With that amount of bandwidth, having memory next to CPU is becoming less and less important. You can split the components and optimize for each individual one, without compromises.
“Locality is starting to become a thing of the past,” Taylor said. “The trend in networking over the last six years is too big to ignore.”
Disaggregation Keeps Density Down
Disaggregation has also helped keep overall power density in Facebook data centers at bay.
Some compute-heavy racks, such as the ones populated with web servers, can be between 10kW and 12kW per rack.
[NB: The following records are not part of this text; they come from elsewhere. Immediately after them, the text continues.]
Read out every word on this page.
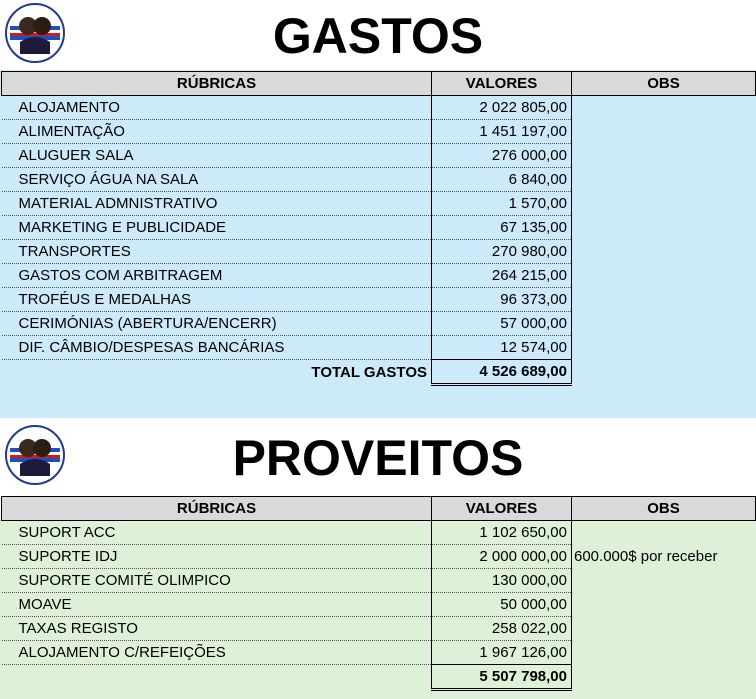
GASTOS
RÚBRICAS	VALORES	OBS
ALOJAMENTO	2 022 805,00	
ALIMENTAÇÃO	1 451 197,00	
ALUGUER SALA	276 000,00	
SERVIÇO ÁGUA NA SALA	6 840,00	
MATERIAL ADMNISTRATIVO	1 570,00	
MARKETING E PUBLICIDADE	67 135,00	
TRANSPORTES	270 980,00	
GASTOS COM ARBITRAGEM	264 215,00	
TROFÉUS E MEDALHAS	96 373,00	
CERIMÓNIAS (ABERTURA/ENCERR)	57 000,00	
DIF. CÂMBIO/DESPESAS BANCÁRIAS	12 574,00	
TOTAL GASTOS	4 526 689,00	
PROVEITOS
RÚBRICAS	VALORES	OBS
SUPORT ACC	1 102 650,00	
SUPORTE IDJ	2 000 000,00	600.000$ por receber
SUPORTE COMITÉ OLIMPICO	130 000,00	
MOAVE	50 000,00	
TAXAS REGISTO	258 022,00	
ALOJAMENTO C/REFEIÇÕES	1 967 126,00	
	5 507 798,00	
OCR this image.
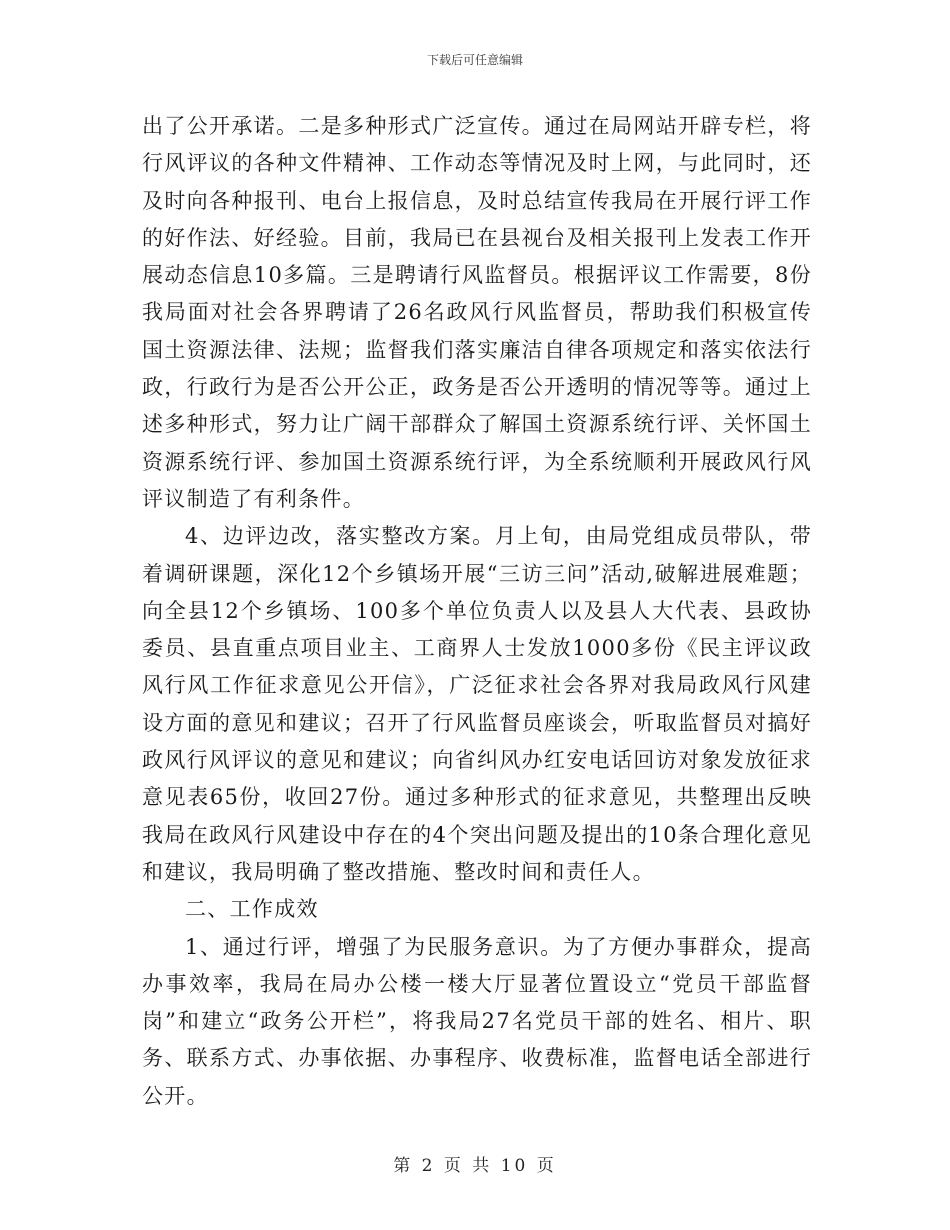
下载后可任意编辑

出了公开承诺。二是多种形式广泛宣传。通过在局网站开辟专栏，将行风评议的各种文件精神、工作动态等情况及时上网，与此同时，还及时向各种报刊、电台上报信息，及时总结宣传我局在开展行评工作的好作法、好经验。目前，我局已在县视台及相关报刊上发表工作开展动态信息10多篇。三是聘请行风监督员。根据评议工作需要，8份我局面对社会各界聘请了26名政风行风监督员，帮助我们积极宣传国土资源法律、法规；监督我们落实廉洁自律各项规定和落实依法行政，行政行为是否公开公正，政务是否公开透明的情况等等。通过上述多种形式，努力让广阔干部群众了解国土资源系统行评、关怀国土资源系统行评、参加国土资源系统行评，为全系统顺利开展政风行风评议制造了有利条件。

4、边评边改，落实整改方案。月上旬，由局党组成员带队，带着调研课题，深化12个乡镇场开展“三访三问”活动,破解进展难题；向全县12个乡镇场、100多个单位负责人以及县人大代表、县政协委员、县直重点项目业主、工商界人士发放1000多份《民主评议政风行风工作征求意见公开信》，广泛征求社会各界对我局政风行风建设方面的意见和建议；召开了行风监督员座谈会，听取监督员对搞好政风行风评议的意见和建议；向省纠风办红安电话回访对象发放征求意见表65份，收回27份。通过多种形式的征求意见，共整理出反映我局在政风行风建设中存在的4个突出问题及提出的10条合理化意见和建议，我局明确了整改措施、整改时间和责任人。

二、工作成效

1、通过行评，增强了为民服务意识。为了方便办事群众，提高办事效率，我局在局办公楼一楼大厅显著位置设立“党员干部监督岗”和建立“政务公开栏”，将我局27名党员干部的姓名、相片、职务、联系方式、办事依据、办事程序、收费标准，监督电话全部进行公开。

第 2 页 共 10 页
Others, such as the ones packed with storage servers, can be about 4.5kW per rack.
As long as the overall facility averages out to about 5.5kW per rack, it works, Taylor said.
One of the disaggregation extremes Facebook has gone to recently is designing storage servers specifically for rarely accessed user content, such as old photos, and designing separate facilities next to its primary data centers optimized just for those servers.
The “cold storage racks are unbelievably cold,” Taylor said, referring to the amount of power they consume. They are at 1 to 1.5kW per rack, he said.
As a result, it now takes 75 percent less energy to store and serve photos people dig out of their archives to post on a Thursday with a #tbt tag than it did when those photos were stored in the primary data centers.
As it looks for greater and greater efficiency, Facebook continues to re-examine and refine the way it designs software and the infrastructure that software runs on.
The concept of disaggregation has played a huge role in helping the company scale its infrastructure, increase its capacity without increasing the amount of power it requires, but disaggregation at that scale could not have been possible without rapid progress in data center networking technology over the recent years.